# My Girls



## jeanb (May 31, 2013)

Here are my girls, Ivy the St Bernard, she was 6 months here, and Gemma our Staffy she is 8 years now,


----------



## MyBIGdog (Mar 4, 2012)

Absolutely adorable


----------



## jeanb (May 31, 2013)

Thank you, she is so Naughty but we love her,


----------



## lostbear (May 29, 2013)

They're lovely! Do you have a picture with Ivy at her full size?


----------



## jeanb (May 31, 2013)

she is only 8 months now, if I can get her to stand still long enough i'll take another, since I took that first photo she has grown my sons tells me, I I see you live in Gateshead, we are not far away Durham, we lived in Gateshead also,


----------



## lostbear (May 29, 2013)

jeanb said:


> she is only 8 months now, if I can get her to stand still long enough i'll take another, since I took that first photo she has grown my sons tells me, I *I see you live in Gateshead, we are not far away Durham, we lived in Gateshead also,*


Small world! I go to Durham fairly often to visit the cathedral (I'll be there on 30th June for a friend's ordination)

We also have a mixture of dog sizes - a westie (Sophie), a staffie (Grace) and a great dane (Loki) - Loki and Grace are our daughter's dogs, but she is still at home, so they're ours, too.
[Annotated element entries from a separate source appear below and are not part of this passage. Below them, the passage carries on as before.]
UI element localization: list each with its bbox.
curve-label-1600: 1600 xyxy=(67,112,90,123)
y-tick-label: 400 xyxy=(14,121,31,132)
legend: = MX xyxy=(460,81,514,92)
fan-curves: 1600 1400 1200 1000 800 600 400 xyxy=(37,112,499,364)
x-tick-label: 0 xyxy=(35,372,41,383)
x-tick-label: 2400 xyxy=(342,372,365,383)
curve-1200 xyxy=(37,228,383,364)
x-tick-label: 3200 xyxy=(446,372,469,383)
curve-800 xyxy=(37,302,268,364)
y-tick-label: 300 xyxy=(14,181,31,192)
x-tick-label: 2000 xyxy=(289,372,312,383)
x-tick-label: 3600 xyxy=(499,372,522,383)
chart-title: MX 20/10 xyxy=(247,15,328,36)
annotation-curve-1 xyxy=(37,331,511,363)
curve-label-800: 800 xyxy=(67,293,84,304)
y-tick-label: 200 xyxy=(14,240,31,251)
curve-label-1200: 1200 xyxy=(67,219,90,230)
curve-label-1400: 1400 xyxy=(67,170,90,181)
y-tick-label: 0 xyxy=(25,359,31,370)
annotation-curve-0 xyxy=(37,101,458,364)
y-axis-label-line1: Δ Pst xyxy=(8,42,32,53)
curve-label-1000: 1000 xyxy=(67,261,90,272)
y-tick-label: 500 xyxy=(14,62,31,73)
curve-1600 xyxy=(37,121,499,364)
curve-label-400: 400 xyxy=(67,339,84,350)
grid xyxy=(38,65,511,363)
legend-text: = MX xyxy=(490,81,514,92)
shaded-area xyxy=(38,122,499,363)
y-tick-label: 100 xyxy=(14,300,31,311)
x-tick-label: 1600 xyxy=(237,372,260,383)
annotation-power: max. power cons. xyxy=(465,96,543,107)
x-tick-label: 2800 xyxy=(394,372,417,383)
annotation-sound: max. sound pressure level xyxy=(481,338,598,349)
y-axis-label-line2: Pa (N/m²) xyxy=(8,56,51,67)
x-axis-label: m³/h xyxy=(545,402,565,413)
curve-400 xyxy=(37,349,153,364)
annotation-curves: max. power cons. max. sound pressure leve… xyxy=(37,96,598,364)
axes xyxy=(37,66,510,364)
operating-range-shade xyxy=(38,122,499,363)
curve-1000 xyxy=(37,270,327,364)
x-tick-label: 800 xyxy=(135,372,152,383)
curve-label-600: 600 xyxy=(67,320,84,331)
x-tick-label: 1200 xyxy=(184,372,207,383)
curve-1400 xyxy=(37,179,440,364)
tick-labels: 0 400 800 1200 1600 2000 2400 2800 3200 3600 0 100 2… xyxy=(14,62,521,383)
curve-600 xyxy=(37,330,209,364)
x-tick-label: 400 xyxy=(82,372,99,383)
Loki and Grace are (little hearts) _in lurve_(more little hearts).

Fortunately since his 'operation' it is platonic now. (He had got horribly humpy, even though Grace is spayed - but that is just a memory, thank heavens - a horrible, horrible memory (12 stones of slobbering hound doing his stuff is NOT a spectator sport - even less is it a participatory one!).


----------



## new westie owner (Apr 30, 2010)

Lovely girls


----------